Don't get me wrong, I love tax cuts, I think taxes are essentially just highway robbery by the government, however tax cuts without spending cuts are just smoke and mirrors. Government is still bigger than ever and eventually you will have to pay those increased deficits with increased taxes. Republican administrations seem to have wanted the best of both worlds, they wanted to tax like Republicans but spend like Democrats, giving a double dose of Keynesian stimulus to make the numbers look good.
But none of that was real and has delayed the reforms that we have needed to fix the system. They were looking to maximize short term outcomes at the expense of the long term. Instead of thinking, "hey, everything is fine, the economy is growing at 3 or 4% a year" they should have been thinking "how do we attract businesses to move their factories to the United States". Or "how do we get America actually making stuff again"? Perhaps without those deficit fueled booms, we might have lower regulations and lower corporate taxes today, which would keep companies from relocating to Ireland or Bermuda or moving their manufacturing to India and China.

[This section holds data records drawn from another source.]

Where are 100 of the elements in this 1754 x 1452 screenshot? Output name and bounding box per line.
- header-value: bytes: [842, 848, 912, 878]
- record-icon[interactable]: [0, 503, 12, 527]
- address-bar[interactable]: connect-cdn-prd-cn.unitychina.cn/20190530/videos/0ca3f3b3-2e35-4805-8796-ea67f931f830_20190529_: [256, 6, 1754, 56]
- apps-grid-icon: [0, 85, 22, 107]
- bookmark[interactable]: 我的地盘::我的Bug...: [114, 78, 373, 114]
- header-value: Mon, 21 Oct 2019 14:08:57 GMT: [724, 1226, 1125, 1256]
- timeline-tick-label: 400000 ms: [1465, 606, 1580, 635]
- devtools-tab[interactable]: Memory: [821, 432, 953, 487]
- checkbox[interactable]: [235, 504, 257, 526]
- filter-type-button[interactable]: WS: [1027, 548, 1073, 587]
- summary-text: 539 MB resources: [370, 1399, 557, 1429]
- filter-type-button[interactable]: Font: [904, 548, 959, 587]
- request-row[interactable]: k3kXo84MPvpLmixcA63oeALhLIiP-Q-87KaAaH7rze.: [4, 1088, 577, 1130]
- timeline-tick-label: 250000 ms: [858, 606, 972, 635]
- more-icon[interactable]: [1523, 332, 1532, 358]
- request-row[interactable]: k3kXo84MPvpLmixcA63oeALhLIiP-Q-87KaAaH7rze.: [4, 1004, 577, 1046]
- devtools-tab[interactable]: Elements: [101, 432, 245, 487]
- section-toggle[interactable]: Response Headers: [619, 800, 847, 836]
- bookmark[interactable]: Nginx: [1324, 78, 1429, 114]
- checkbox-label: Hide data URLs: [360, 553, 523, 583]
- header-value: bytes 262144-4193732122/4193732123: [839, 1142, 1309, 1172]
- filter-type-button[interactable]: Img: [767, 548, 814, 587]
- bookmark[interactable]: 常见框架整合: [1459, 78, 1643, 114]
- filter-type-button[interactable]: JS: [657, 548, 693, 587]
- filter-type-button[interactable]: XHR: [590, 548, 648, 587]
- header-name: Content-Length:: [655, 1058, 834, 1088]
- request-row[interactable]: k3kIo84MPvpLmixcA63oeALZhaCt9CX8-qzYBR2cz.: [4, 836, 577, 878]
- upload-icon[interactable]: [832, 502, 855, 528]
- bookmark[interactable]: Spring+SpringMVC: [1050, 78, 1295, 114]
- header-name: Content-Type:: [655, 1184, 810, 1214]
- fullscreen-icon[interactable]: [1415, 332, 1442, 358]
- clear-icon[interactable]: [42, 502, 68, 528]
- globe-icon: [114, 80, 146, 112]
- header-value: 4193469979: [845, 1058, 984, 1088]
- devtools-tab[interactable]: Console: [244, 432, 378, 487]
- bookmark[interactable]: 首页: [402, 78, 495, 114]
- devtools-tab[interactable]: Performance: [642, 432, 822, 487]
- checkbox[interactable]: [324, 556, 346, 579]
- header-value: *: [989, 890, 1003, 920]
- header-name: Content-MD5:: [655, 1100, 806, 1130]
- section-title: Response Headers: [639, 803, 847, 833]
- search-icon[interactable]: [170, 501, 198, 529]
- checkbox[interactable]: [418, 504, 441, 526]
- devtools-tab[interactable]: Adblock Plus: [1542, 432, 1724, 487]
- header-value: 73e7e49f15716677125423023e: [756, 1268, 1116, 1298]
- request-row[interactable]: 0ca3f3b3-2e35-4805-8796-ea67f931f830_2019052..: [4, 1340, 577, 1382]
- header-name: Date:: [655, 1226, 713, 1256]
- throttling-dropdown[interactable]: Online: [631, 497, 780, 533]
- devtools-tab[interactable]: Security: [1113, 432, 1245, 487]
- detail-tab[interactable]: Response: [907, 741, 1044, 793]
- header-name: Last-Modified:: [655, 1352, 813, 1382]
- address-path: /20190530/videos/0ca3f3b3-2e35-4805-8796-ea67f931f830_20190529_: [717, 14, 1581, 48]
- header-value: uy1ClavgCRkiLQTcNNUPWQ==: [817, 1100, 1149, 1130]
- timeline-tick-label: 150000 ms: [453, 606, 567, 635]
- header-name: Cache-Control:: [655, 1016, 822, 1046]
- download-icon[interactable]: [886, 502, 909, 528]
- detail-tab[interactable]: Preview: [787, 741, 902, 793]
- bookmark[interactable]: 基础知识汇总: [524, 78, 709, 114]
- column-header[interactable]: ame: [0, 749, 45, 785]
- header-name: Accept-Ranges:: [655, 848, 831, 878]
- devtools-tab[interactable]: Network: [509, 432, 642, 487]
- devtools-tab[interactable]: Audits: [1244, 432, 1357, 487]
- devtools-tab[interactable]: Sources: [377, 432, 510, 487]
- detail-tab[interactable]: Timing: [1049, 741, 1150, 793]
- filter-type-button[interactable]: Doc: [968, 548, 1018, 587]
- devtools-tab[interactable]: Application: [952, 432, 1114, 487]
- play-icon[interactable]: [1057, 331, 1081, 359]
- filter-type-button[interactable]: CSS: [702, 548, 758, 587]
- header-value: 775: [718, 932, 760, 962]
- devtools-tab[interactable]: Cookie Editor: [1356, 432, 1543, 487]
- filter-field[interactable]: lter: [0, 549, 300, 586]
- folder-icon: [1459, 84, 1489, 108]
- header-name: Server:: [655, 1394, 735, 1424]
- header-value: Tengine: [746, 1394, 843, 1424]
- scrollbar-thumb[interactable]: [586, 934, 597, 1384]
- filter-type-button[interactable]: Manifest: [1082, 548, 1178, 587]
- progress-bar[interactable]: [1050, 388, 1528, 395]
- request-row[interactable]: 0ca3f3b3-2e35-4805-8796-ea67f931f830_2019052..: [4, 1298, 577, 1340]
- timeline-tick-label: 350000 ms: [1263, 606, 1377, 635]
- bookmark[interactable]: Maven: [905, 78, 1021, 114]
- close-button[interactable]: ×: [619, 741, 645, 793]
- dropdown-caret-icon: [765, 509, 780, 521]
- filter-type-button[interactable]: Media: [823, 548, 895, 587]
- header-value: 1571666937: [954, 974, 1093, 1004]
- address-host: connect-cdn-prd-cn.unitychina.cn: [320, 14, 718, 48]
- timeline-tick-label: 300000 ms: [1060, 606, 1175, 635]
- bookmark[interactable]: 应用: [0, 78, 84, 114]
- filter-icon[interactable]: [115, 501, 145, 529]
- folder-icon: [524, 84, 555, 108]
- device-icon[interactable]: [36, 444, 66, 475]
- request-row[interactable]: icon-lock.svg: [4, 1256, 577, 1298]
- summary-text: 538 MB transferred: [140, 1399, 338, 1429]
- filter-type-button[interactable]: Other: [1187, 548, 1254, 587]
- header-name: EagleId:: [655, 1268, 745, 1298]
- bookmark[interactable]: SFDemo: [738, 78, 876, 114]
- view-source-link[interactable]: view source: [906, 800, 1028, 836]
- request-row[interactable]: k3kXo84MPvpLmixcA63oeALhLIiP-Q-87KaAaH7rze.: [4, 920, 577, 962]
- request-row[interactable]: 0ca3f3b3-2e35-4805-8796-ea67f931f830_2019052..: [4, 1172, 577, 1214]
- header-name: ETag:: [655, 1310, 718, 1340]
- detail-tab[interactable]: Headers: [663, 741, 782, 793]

I'm sure some liberals looking at those graphs will conclude quite the opposite of what they should conclude. They will probably think that Obama did a great job with his massive stimulus in keeping our economy out of a deep depression. No, what he actually did was delay the market clearing processes that are required for this economy to really get back on its feet. And as we are seeing in Europe, chronic deficit fueled growth can't go on forever, eventually investors just stop giving you money. Remember, when you are growing your debt by over a trillion a year, that means you need to find a trillion dollars worth of additional investor money per year. Places like China don't even need to cut back their existing hordes of treasuries to create a crisis, they probably just need to stop adding to their hordes to create a crisis. We are just one failed bond auction away from a real $hitshow.
Republicans need to get it through their thick skulls that they need to stop just running on tax cuts without actually limiting the size and scope of government. They are doing our children a great disservice by doing so and should know better. They claim to have read people like Ayn Rand and Hayek but have failed to actually put anything like that into practice. I would try to give Democrats a lesson but I'm convinced that is a lost cause. I actually think many of the Democratic elites are actually gunning to make America a failure and a second rate country.